Le 15 décembre dernier, le ministre des Affaires étrangères avait annoncé des sanctions, à l’initiative de la France, «à l’encontre de douze agents de la destabilisation russe en Europe, responsables des ingérences numériques étrangères». Au cours de son allocution, il avait nommément cité «Xavier Moreau, ressortissant franco-russe basé en Russie qui est un relais de la propagande du Kremlin en Europe». Dans la foulée, le Conseil de l’Union avait publié ladite décision, actant un gel de ses avoirs au sein de l’UE, une interdiction de transactions financières et commerciales avec les citoyens et entreprises de l’Union, et une interdiction d’entrer ou de transiter sur le territoire européen.
Positionnement pro-Kremlin
Les sanctions décidées à l’encontre de la Russie et de personnalités liées au Kremlin se fondent sur les articles 21 et 29 du Traité sur l’Union européenne, qui prévoient que le Conseil de l’Union européenne adopte des décisions pour «sauvegarder ses valeurs, ses intérêts fondamentaux, sa sécurité, son indépendance et son intégrité», mais aussi de «consolider et de soutenir la démocratie». À cet égard, une décision du Conseil du 8 octobre 2024 prévoit la possibilité de sanctionner des personnes considérées comme «responsables de la mise en œuvre ou du soutien d’actions ou de politiques» de la Russie, «qui portent atteinte ou menacent les valeurs fondamentales de l’Union et sa sécurité, son indépendance et son intégrité, ainsi que la stabilité, la sécurité ou l’indépendance de ses États membres».
Or, Xavier Moreau, qui vit avec sa famille en Russie depuis 2000, se réclame ouvertement d’un positionnement pro-Kremlin. Sur son compte Twitter, suivi par plus de 100.000 abonnés, ainsi que sur les plateformes prisées des pro-russes Rumble et Odysee, il reprend à son compte les thèses historiques de Vladimir Poutine et sa propagande, en expliquant par exemple comment l’Ukraine a été façonné par les États-Unis depuis les années 1990 pour devenir un pays anti-Russie, ou en vantant les bienfaits de «l’opération militaire spéciale » qui aurait «ramené les valeurs patriotiques» chez les jeunes russes.

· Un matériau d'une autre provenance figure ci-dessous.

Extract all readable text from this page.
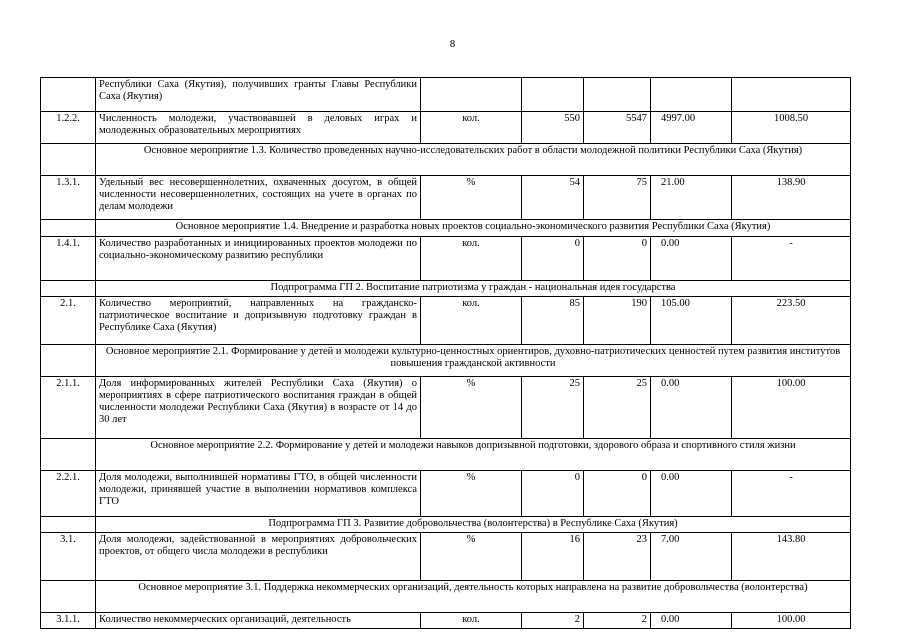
8
	Республики Саха (Якутия), получивших гранты Главы Республики Саха (Якутия)					
1.2.2.	Численность молодежи, участвовавшей в деловых играх и молодежных образовательных мероприятиях	кол.	550	5547	4997.00	1008.50
	Основное мероприятие 1.3. Количество проведенных научно-исследовательских работ в области молодежной политики Республики Саха (Якутия)					
1.3.1.	Удельный вес несовершеннолетних, охваченных досугом, в общей численности несовершеннолетних, состоящих на учете в органах по делам молодежи	%	54	75	21.00	138.90
	Основное мероприятие 1.4. Внедрение и разработка новых проектов социально-экономического развития Республики Саха (Якутия)					
1.4.1.	Количество разработанных и инициированных проектов молодежи по социально-экономическому развитию республики	кол.	0	0	0.00	-
	Подпрограмма ГП 2. Воспитание патриотизма у граждан - национальная идея государства					
2.1.	Количество мероприятий, направленных на гражданско-патриотическое воспитание и допризывную подготовку граждан в Республике Саха (Якутия)	кол.	85	190	105.00	223.50
	Основное мероприятие 2.1. Формирование у детей и молодежи культурно-ценностных ориентиров, духовно-патриотических ценностей путем развития институтов повышения гражданской активности					
2.1.1.	Доля информированных жителей Республики Саха (Якутия) о мероприятиях в сфере патриотического воспитания граждан в общей численности молодежи Республики Саха (Якутия) в возрасте от 14 до 30 лет	%	25	25	0.00	100.00
	Основное мероприятие 2.2. Формирование у детей и молодежи навыков допризывной подготовки, здорового образа и спортивного стиля жизни					
2.2.1.	Доля молодежи, выполнившей нормативы ГТО, в общей численности молодежи, принявшей участие в выполнении нормативов комплекса ГТО	%	0	0	0.00	-
	Подпрограмма ГП 3. Развитие добровольчества (волонтерства) в Республике Саха (Якутия)					
3.1.	Доля молодежи, задействованной в мероприятиях добровольческих проектов, от общего числа молодежи в республики	%	16	23	7.00	143.80
	Основное мероприятие 3.1. Поддержка некоммерческих организаций, деятельность которых направлена на развитие добровольчества (волонтерства)					
3.1.1.	Количество некоммерческих организаций, деятельность	кол.	2	2	0.00	100.00
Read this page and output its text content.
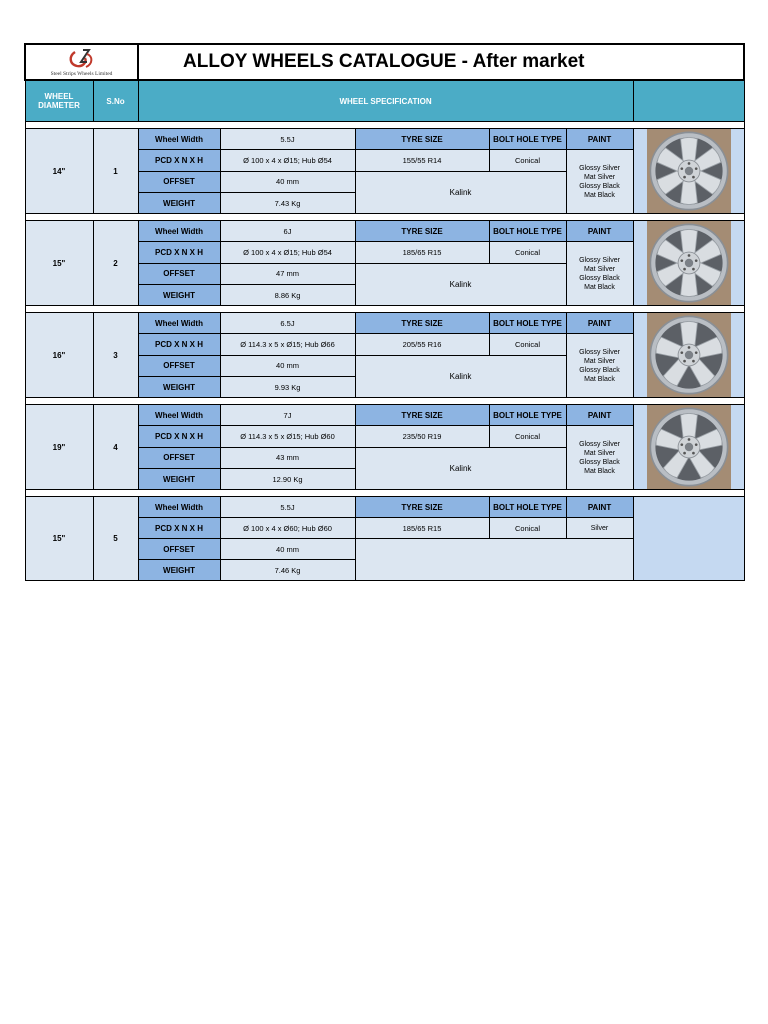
Steel Strips Wheels Limited		ALLOY WHEELS CATALOGUE - After market					
WHEEL DIAMETER	S.No	WHEEL SPECIFICATION					

14"	1	Wheel Width	5.5J	TYRE SIZE	BOLT HOLE TYPE	PAINT	

		PCD X N X H	Ø 100 x 4 x Ø15; Hub Ø54	155/55 R14	Conical	Glossy Silver
Mat Silver
Glossy Black
Mat Black	

		OFFSET	40 mm	Kalink			
		WEIGHT	7.43 Kg				

15"	2	Wheel Width	6J	TYRE SIZE	BOLT HOLE TYPE	PAINT	

		PCD X N X H	Ø 100 x 4 x Ø15; Hub Ø54	185/65 R15	Conical	Glossy Silver
Mat Silver
Glossy Black
Mat Black	

		OFFSET	47 mm	Kalink			
		WEIGHT	8.86 Kg				

16"	3	Wheel Width	6.5J	TYRE SIZE	BOLT HOLE TYPE	PAINT	

		PCD X N X H	Ø 114.3 x 5 x Ø15; Hub Ø66	205/55 R16	Conical	Glossy Silver
Mat Silver
Glossy Black
Mat Black	

		OFFSET	40 mm	Kalink			
		WEIGHT	9.93 Kg				

19"	4	Wheel Width	7J	TYRE SIZE	BOLT HOLE TYPE	PAINT	

		PCD X N X H	Ø 114.3 x 5 x Ø15; Hub Ø60	235/50 R19	Conical	Glossy Silver
Mat Silver
Glossy Black
Mat Black	

		OFFSET	43 mm	Kalink			
		WEIGHT	12.90 Kg				

15"	5	Wheel Width	5.5J	TYRE SIZE	BOLT HOLE TYPE	PAINT	
		PCD X N X H	Ø 100 x 4 x Ø60; Hub Ø60	185/65 R15	Conical	Silver	

		OFFSET	40 mm				
		WEIGHT	7.46 Kg				
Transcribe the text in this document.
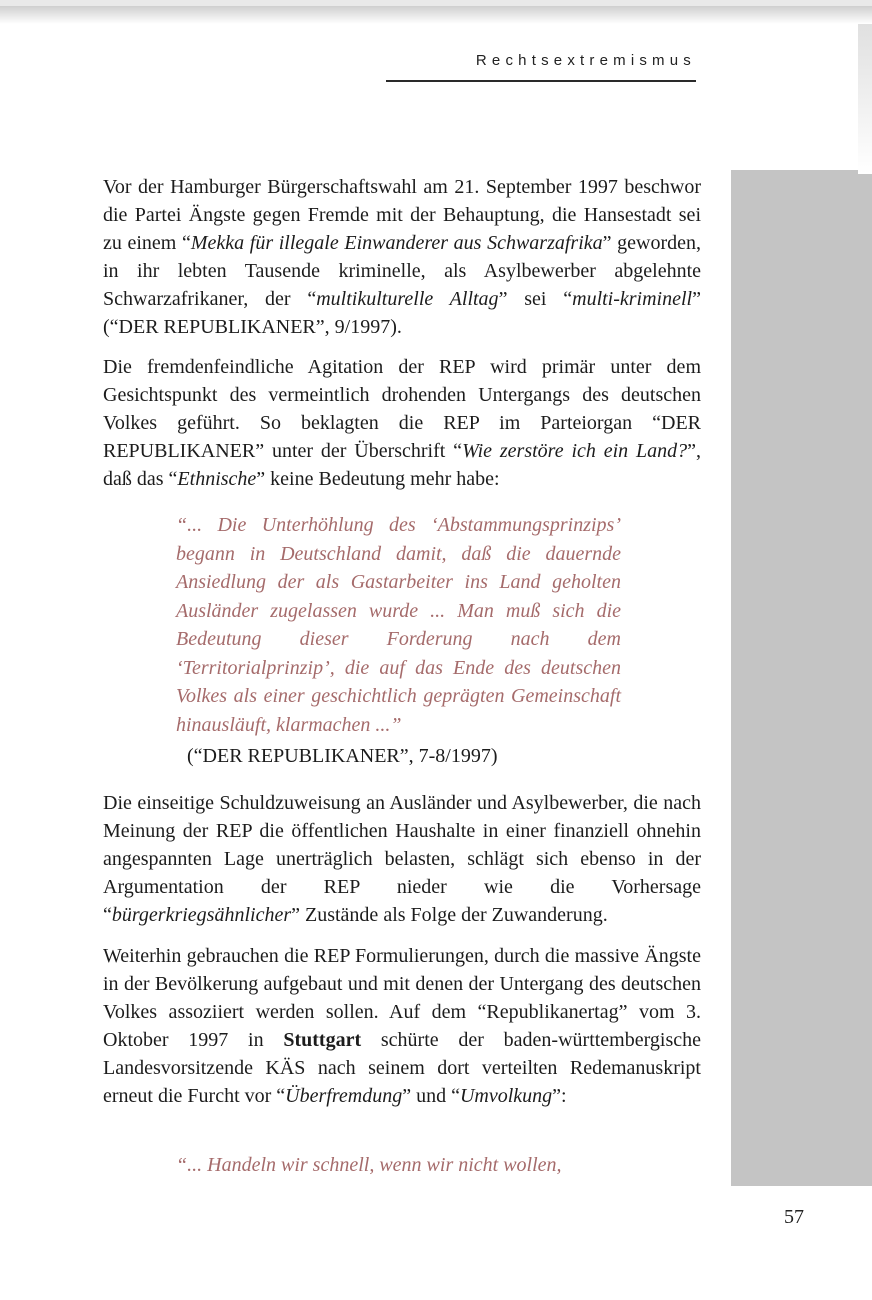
Rechtsextremismus

Vor der Hamburger Bürgerschaftswahl am 21. September 1997 beschwor die Partei Ängste gegen Fremde mit der Behauptung, die Hansestadt sei zu einem “Mekka für illegale Einwanderer aus Schwarzafrika” geworden, in ihr lebten Tausende kriminelle, als Asylbewerber abgelehnte Schwarzafrikaner, der “multikulturelle Alltag” sei “multi-kriminell” (“DER REPUBLIKANER”, 9/1997).

Die fremdenfeindliche Agitation der REP wird primär unter dem Gesichtspunkt des vermeintlich drohenden Untergangs des deutschen Volkes geführt. So beklagten die REP im Parteiorgan “DER REPUBLIKANER” unter der Überschrift “Wie zerstöre ich ein Land?”, daß das “Ethnische” keine Bedeutung mehr habe:

“... Die Unterhöhlung des ‘Abstammungsprinzips’ begann in Deutschland damit, daß die dauernde Ansiedlung der als Gastarbeiter ins Land geholten Ausländer zugelassen wurde ... Man muß sich die Bedeutung dieser Forderung nach dem ‘Territorialprinzip’, die auf das Ende des deutschen Volkes als einer geschichtlich geprägten Gemeinschaft hinausläuft, klarmachen ...”

(“DER REPUBLIKANER”, 7-8/1997)

Die einseitige Schuldzuweisung an Ausländer und Asylbewerber, die nach Meinung der REP die öffentlichen Haushalte in einer finanziell ohnehin angespannten Lage unerträglich belasten, schlägt sich ebenso in der Argumentation der REP nieder wie die Vorhersage “bürgerkriegsähnlicher” Zustände als Folge der Zuwanderung.

Weiterhin gebrauchen die REP Formulierungen, durch die massive Ängste in der Bevölkerung aufgebaut und mit denen der Untergang des deutschen Volkes assoziiert werden sollen. Auf dem “Republikanertag” vom 3. Oktober 1997 in Stuttgart schürte der baden-württembergische Landesvorsitzende KÄS nach seinem dort verteilten Redemanuskript erneut die Furcht vor “Überfremdung” und “Umvolkung”:

“... Handeln wir schnell, wenn wir nicht wollen,

57
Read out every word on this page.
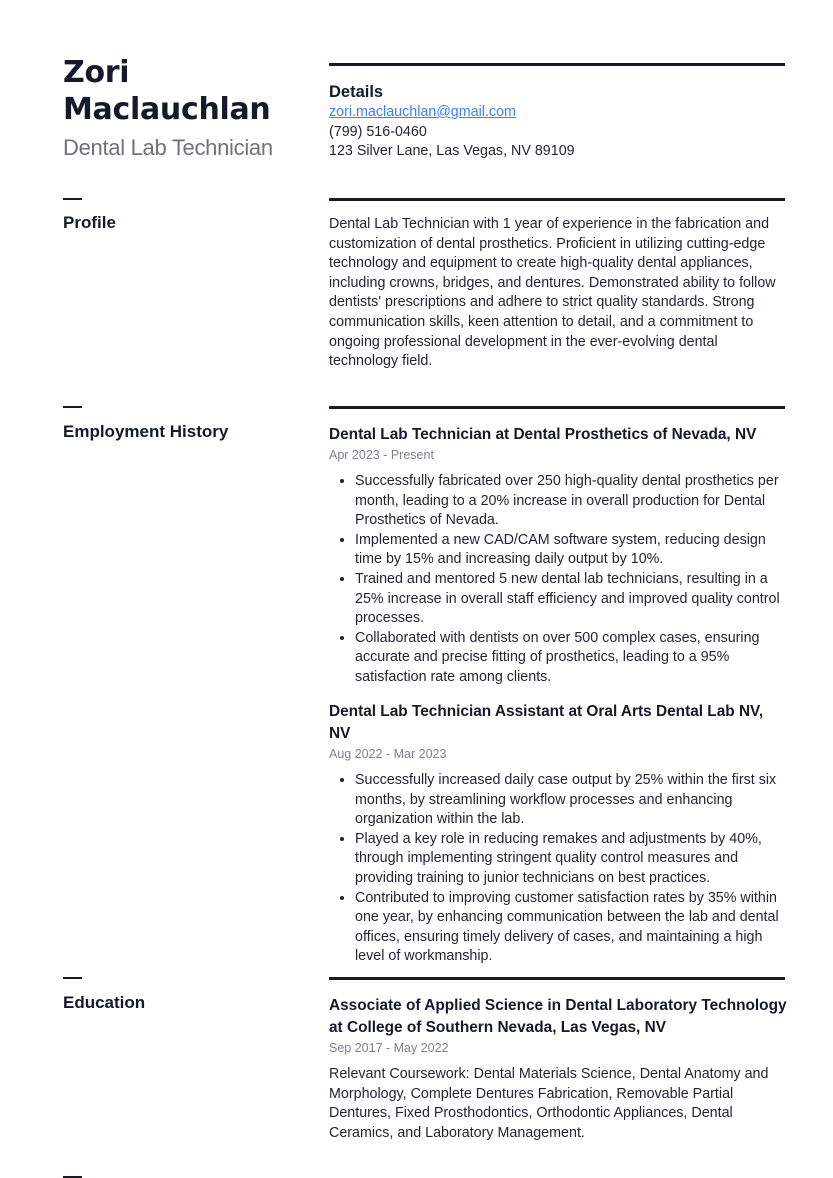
Zori Maclauchlan
Dental Lab Technician
Details
zori.maclauchlan@gmail.com
(799) 516-0460
123 Silver Lane, Las Vegas, NV 89109
Profile	Dental Lab Technician with 1 year of experience in the fabrication and customization of dental prosthetics. Proficient in utilizing cutting-edge technology and equipment to create high-quality dental appliances, including crowns, bridges, and dentures. Demonstrated ability to follow dentists' prescriptions and adhere to strict quality standards. Strong communication skills, keen attention to detail, and a commitment to ongoing professional development in the ever-evolving dental technology field.

Employment History	Dental Lab Technician at Dental Prosthetics of Nevada, NV
Apr 2023 - Present
• Successfully fabricated over 250 high-quality dental prosthetics per month, leading to a 20% increase in overall production for Dental Prosthetics of Nevada.
• Implemented a new CAD/CAM software system, reducing design time by 15% and increasing daily output by 10%.
• Trained and mentored 5 new dental lab technicians, resulting in a 25% increase in overall staff efficiency and improved quality control processes.
• Collaborated with dentists on over 500 complex cases, ensuring accurate and precise fitting of prosthetics, leading to a 95% satisfaction rate among clients.
Dental Lab Technician Assistant at Oral Arts Dental Lab NV, NV
Aug 2022 - Mar 2023
• Successfully increased daily case output by 25% within the first six months, by streamlining workflow processes and enhancing organization within the lab.
• Played a key role in reducing remakes and adjustments by 40%, through implementing stringent quality control measures and providing training to junior technicians on best practices.
• Contributed to improving customer satisfaction rates by 35% within one year, by enhancing communication between the lab and dental offices, ensuring timely delivery of cases, and maintaining a high level of workmanship.
Education	Associate of Applied Science in Dental Laboratory Technology at College of Southern Nevada, Las Vegas, NV
Sep 2017 - May 2022

Relevant Coursework: Dental Materials Science, Dental Anatomy and Morphology, Complete Dentures Fabrication, Removable Partial Dentures, Fixed Prosthodontics, Orthodontic Appliances, Dental Ceramics, and Laboratory Management.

Mais l’avocat de Xavier Moreau conteste formellement ces accusations. «Xavier Moreau n’a pas de mandat de la Russie, c’est un homme libre qui s’exprime depuis de nombreuses années. Être pro poutine ou pro russe n’est pas un délit», plaide Me Carlo Alberto Brusa auprès du Figaro, en brandissant l’article 11 de la Déclaration des Droits de l’Homme et du Citoyen de 1789 qui protège la «libre communication des pensées et des opinions». Dans son communiqué, il estime qu’«aucune preuve factuelle ne vient étayer ces attaques personnelles, qui dénaturent la réalité des faits». En plus de l’action prévue devant la Cour de justice de la République à l’encontre de Jean-Noël Barrot, Me Carlo Alberto Brusa assure qu’une procédure va être déclenchée «sur le plan européen» pour contester la décision du Conseil de l’Union européenne.